In this sense a growing number of enterprises are investing in secondary business continuity plans which are offsite. When physical servers go down, offsite redundancy enables organizations to get back into operation quickly. Backup and recovery is a critical part of business continuity and given that compliance requirements are also escalating it makes business sense to move offsite into the cloud.

For instance, what are the costs of investing in new physical resources such as an offsite data centre to meet compliance and continuity requirements compared to moving a disaster recovery platform to the cloud? Clearly, cloud-based disaster recovery is more cost-effective.

But the problem is that while enterprises clearly understand the benefits of the cloud there is also an element of panic when it comes to the lack of control around data security.

A number of cloud security companies have stepped in to fill this breach such as SkyHigh Networks and Netskope. These companies, and others, essentially redirect cloud and SaaS traffic so it can be inspected and be subject to analysis and policy control by its owners.

Further down the chain in the small and medium enterprise (SME) market cloud-based backup is one element in a larger shift to off premise technology platforms. From a small business perspective it’s the obvious way to go.

Without wishing to state the obvious small businesses don’t want to be involved in complex, costly and time-consuming technology decisions. The fewer distractions they have from their core objectives the better. However, the same issues around data storage security that enterprises are grappling with also apply in the SME space.

SME’s may be making use of cloud storage providers such as Dropbox and AWS and these companies undoubtedly invest substantially in security. But for many businesses it isn’t enough, they want higher levels of surety and ultimately control.

That said cloud data storage can make SME’s become more efficient as long as they are assured of the security. However, SMEs are not totally reliant on the cloud for data backup. Many are also keeping local copies of data to make recovery much faster should it be required. But the point is that cloud-based backup is rapidly becoming commonplace and a fundamental component in wider business strategies.

At the consumer level cloud-based backup is also today commonplace. We all know Dropbox, the juggernaut of cloud-based storage, but there are other operators out there including Google Drive, SkyDrive and the lesser known SugarSync, who are all gaining ground.

That said, Dropbox’s growth has been phenomenal from 50 million users in May 2012 to 300 million in May 2014 and 400 million in June 2015, with 1.2 billion files uploaded every day for the latter date. There may be some issues around the security of files stored in Dropbox folders but its popularity perfectly illustrates how commonplace cloud storage has become. But we’re also going to see the same trend around security in the consumer market, with people wanting greater assurances.
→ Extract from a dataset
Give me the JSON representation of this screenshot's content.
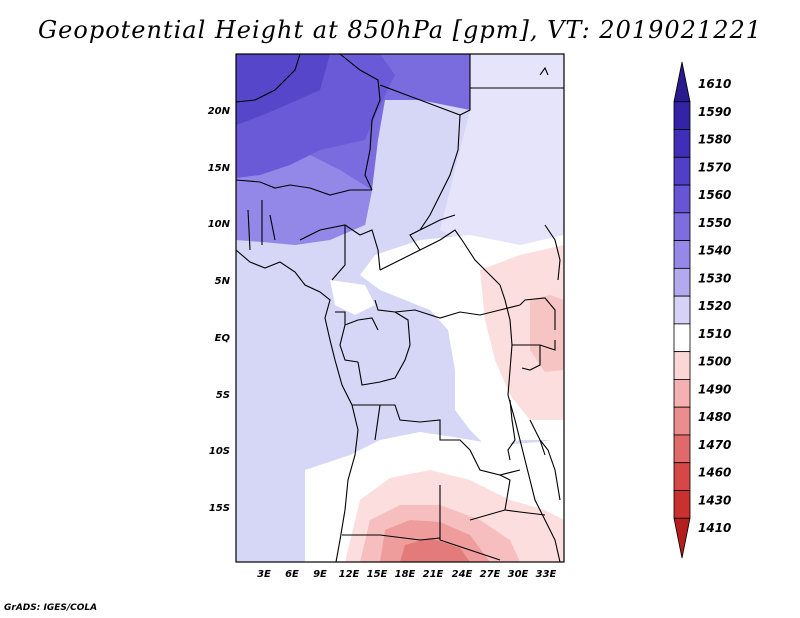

The price of cloud-based storage has plummeted, Amazon Prime now gives away unlimited photo storage space while Dropbox charges only $100 a year for 1TB. Ultimately the cost of consumer storage will drop to zero while providers will make money from value-added services they layer onto the storage.
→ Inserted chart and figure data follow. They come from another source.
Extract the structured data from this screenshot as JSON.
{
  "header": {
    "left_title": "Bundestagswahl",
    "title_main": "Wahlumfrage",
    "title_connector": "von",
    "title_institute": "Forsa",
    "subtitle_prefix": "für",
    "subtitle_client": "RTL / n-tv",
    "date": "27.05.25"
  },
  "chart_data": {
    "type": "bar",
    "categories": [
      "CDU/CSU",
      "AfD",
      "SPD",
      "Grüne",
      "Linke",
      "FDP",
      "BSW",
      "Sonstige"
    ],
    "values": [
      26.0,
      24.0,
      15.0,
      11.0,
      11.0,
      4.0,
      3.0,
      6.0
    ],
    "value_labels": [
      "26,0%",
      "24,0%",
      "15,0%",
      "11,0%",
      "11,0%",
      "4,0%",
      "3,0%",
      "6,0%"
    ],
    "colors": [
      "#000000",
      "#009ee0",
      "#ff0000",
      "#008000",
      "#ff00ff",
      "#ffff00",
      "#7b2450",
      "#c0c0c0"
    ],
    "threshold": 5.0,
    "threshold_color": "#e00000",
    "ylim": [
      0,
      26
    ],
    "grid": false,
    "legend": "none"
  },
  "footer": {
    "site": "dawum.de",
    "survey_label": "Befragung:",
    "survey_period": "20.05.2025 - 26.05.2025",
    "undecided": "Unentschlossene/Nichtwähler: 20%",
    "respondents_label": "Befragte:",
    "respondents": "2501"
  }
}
In fact, cloud will become the predominant way for consumers to store data; it won’t be about backing up data it will be about primary storage. But consumers will want secure storage. For instance, people will want to store their personal and private information such as photos, videos, passwords, and important documents but they will need absolute assurance that their information is safe.

There is already a burgeoning trend in this direction with increasing numbers looking for data encryption when they use cloud backup services. There is a greater awareness among consumers that hackers can access this type of personal information when it’s held in the cloud. As such there are opportunities for companies who can layer cloud-storage with robust encryption.

Inevitably consumers will demand control over their data and as a result new services will emerge that give consumers more granular control, and security of their cloud-based data. In fact, the template for this is already being set in the enterprise market.